To: DuckTapeSunroof who wrote (674557)3/9/2005 11:08:13 AM
From: Kenneth E. Phillipps  Read Replies (2) | Respond to of 769670
 
AARP calls Social Security OK
Group's leader tells Canisius audience it is nation's biggest domestic success

By ANTHONY CARDINALE
News Staff Reporter
3/9/2005

Elizabeth A. Mundschenk/Buffalo News
William D. Novelli discusses ways to preserve Social Security's solvency during an address in Canisius College's Montante Cultural Center.

Unlike health care, Social Security doesn't need a radical overhaul, the head of AARP said Tuesday evening at Canisius College.
"Social Security is the most successful domestic program in our history," William D. Novelli, chief executive officer of the group formerly known as the American Association of Retired Persons, told nearly 100 people in the Montante Cultural Center. "It's a risk-free, guaranteed pension that on average replaces 40 percent of a retiree's wages."

Novelli said the projected Social Security shortfall could be reduced by more than 40 percent if the $90,000 income cap on taxable income were raised to $140,000 for purposes of supporting Social Security. He said the shortfall could be cut by another 15 percent if higher returns were reaped by diversifying the Social Security trust fund "in a total market index fund, like most pension funds" do.

Novelli said AARP also would support "possibly adjusting benefits" to strengthen Social Security over the long haul.

"But taking money out of Social Security payroll taxes for private investment accounts would worsen the solvency outlook rather than improve it, and could lead to large benefit cuts," he said, calling President Bush's proposal "risky, hugely expensive and unnecessary."

Novelli was asked for AARP's response to the sharply critical Internet ads promoted by USA Next, a group claiming support from 1.5 million retirees for Bush's plan.

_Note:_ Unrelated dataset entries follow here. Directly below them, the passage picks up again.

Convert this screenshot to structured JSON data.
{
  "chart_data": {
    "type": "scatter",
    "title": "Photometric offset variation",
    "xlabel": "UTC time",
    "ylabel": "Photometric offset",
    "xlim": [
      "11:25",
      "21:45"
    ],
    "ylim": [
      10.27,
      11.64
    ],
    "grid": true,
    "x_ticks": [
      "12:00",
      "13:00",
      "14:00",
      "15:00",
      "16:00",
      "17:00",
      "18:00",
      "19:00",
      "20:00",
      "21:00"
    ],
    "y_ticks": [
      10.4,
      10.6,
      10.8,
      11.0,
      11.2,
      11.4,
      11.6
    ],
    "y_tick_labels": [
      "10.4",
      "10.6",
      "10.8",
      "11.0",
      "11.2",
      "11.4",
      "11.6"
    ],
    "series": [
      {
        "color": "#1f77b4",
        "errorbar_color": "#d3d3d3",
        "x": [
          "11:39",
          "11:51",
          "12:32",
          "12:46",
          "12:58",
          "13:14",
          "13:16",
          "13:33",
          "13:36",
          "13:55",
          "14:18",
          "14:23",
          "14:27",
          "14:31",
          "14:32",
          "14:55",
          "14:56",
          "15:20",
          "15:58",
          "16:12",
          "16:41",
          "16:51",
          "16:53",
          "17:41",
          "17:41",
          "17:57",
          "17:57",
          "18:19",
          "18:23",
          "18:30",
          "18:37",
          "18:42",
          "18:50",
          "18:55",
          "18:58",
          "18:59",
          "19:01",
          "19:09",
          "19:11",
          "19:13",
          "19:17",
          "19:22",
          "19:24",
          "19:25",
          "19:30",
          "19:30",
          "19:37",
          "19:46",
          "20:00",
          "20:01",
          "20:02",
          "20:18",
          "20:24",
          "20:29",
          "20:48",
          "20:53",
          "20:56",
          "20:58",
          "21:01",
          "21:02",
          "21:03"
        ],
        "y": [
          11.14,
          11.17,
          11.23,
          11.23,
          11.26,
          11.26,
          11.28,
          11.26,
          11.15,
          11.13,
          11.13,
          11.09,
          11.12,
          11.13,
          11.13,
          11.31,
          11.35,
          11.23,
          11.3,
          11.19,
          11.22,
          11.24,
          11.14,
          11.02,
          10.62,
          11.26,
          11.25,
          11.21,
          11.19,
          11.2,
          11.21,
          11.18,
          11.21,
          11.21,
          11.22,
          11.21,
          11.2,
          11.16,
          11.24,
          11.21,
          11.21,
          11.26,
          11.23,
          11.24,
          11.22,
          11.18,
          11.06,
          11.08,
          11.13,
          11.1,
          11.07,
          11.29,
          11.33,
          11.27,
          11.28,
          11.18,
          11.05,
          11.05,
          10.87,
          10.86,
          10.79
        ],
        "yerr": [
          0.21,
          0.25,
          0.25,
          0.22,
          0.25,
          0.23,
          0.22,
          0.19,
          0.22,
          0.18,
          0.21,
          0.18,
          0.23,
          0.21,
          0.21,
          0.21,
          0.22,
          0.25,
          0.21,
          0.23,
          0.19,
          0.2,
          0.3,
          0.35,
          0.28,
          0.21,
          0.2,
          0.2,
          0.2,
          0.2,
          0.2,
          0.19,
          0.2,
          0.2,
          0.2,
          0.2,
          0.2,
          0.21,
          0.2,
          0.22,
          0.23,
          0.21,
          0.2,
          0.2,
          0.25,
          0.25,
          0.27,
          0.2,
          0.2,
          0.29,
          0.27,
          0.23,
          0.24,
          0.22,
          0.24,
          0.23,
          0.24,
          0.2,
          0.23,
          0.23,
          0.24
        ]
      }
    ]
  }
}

"They have said that AARP is the boulder in the middle of the road toward these private accounts," Novelli said. "They are attempting to dynamite AARP. They ran an ad that claimed that AARP supported gay marriage and opposed our troops in Iraq. We don't have a policy on either of those things."

Novelli said AARP finds it hard to take USA Next seriously.

. "They're not even a fringe group. The people on the right repudiate them."

Novelli devoted most of his remarks to the proposition that Americans "can afford to grow older without economic train wrecks, without pitting the needs of the old against the young, and without leaving future generations to clean up the mess."

It can be done, he said, if Americans "cut the doom and gloom" and tackle problems as if they were great opportunities to transform the nation's health-care system, as well as strengthening its retirement system.

Medicaid, the nation's largest public health-insurance program, covers one of every six Americans, he said, and pays the bills for two-thirds of the 1.4 million Americans in nursing homes.

The program was moderated by former U.S. Rep. John J. LaFalce, the Peter Canisius distinguished university professor.